Mike Frederick

No. 94, 97
- Position: Defensive end

Personal information
- Born: August 6, 1972 (age 53) Abington, Pennsylvania, U.S.
- Listed height: 6 ft 5 in (1.96 m)
- Listed weight: 280 lb (127 kg)

Career information
- High school: Neshaminy (Middletown Township, Bucks County, Pennsylvania)
- College: Virginia
- NFL draft: 1995: 3rd round, 94th overall pick

Career history
- Cleveland Browns (1995); Baltimore Ravens (1996–1998); New York Jets (1999)*; Tennessee Titans (1999); Philadelphia Eagles (2000)*;
- * Offseason and/or practice squad member only

Awards and highlights
- First-team All-ACC (1994); Dudley Award (1994); Second-team All-ACC (1993);

Career NFL statistics
- Tackles: 40
- Sacks: 2.0
- Fumble recoveries: 1
- Stats at Pro Football Reference

= Mike Frederick =

American football player (born 1972)

Thomas Michael Frederick (born August 6, 1972) is an American former professional football player who was a defensive end in the National Football League (NFL).
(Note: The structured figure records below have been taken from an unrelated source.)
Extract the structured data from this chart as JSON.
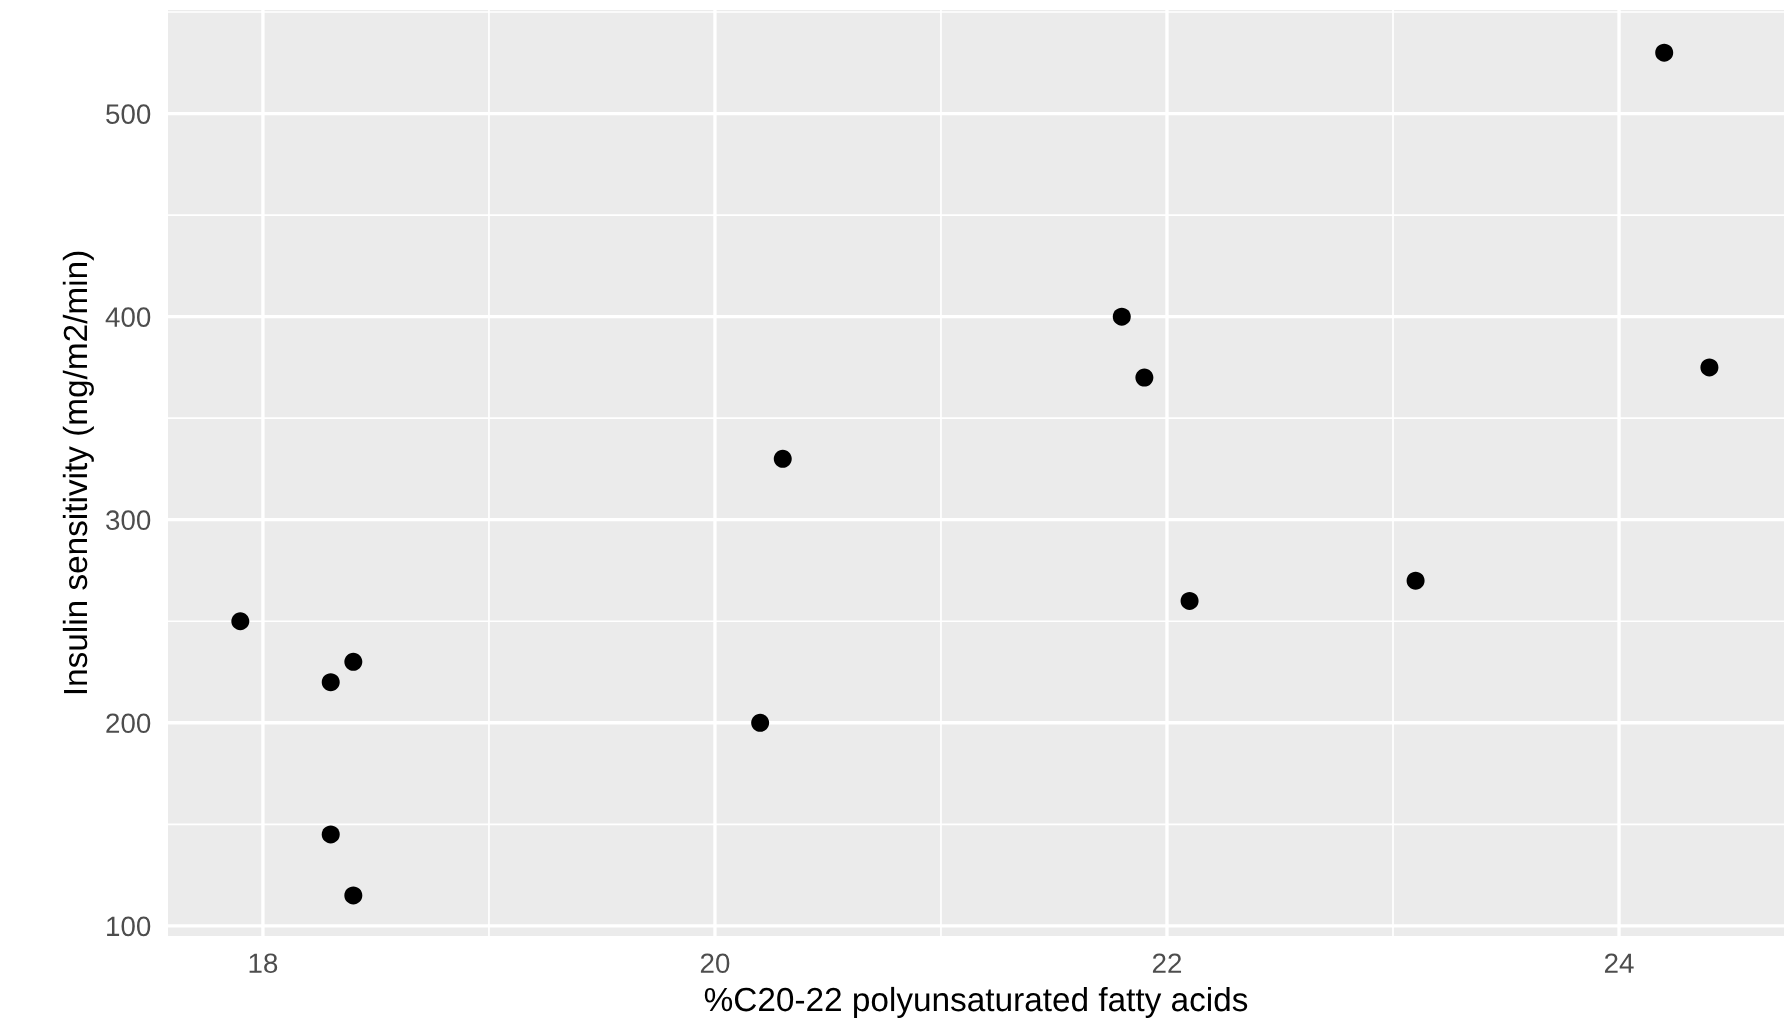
{
  "chart_data": {
    "type": "scatter",
    "xlabel": "%C20-22 polyunsaturated fatty acids",
    "ylabel": "Insulin sensitivity (mg/m2/min)",
    "x": [
      17.9,
      18.3,
      18.4,
      18.3,
      18.4,
      20.2,
      20.3,
      21.8,
      21.9,
      22.1,
      23.1,
      24.2,
      24.4
    ],
    "values": [
      250,
      220,
      230,
      145,
      115,
      200,
      330,
      400,
      370,
      260,
      270,
      530,
      375
    ],
    "color": "#000000",
    "marker": "circle",
    "xlim": [
      17.58,
      24.73
    ],
    "xticks": [
      18,
      20,
      22,
      24
    ],
    "ylim": [
      95,
      551
    ],
    "yticks": [
      100,
      200,
      300,
      400,
      500
    ],
    "grid": true
  }
}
He played college football for the Virginia Cavaliers. He was selected in the 3rd round (94th overall) of the 1995 NFL draft by the Cleveland Browns.

==Professional career==
Fredrick was selected in the third round (94th overall) of the 1995 NFL draft by the Cleveland Browns.

As a rookie, he appeared in 16 games recording 1.5 sacks. In 1996, following the Cleveland Browns relocation controversy and the forming of the Baltimore Ravens, Frederick became a starter for the Ravens at left defensive end where he started 11 games. He remained with the Ravens until 1998 as a back-up. On February 16, 1999 he signed with the New York Jets as an unrestricted free agent. On August 30, 1999 he was released by the Jets. Less than a week later on September 5 he was signed by the Tennessee Titans. While with the Titans, he appeared in 13 games and recorded a half sack. The following offseason, on July 23, 2000 he was signed by the Philadelphia Eagles. On August 27, 2000 he was released by the Eagles.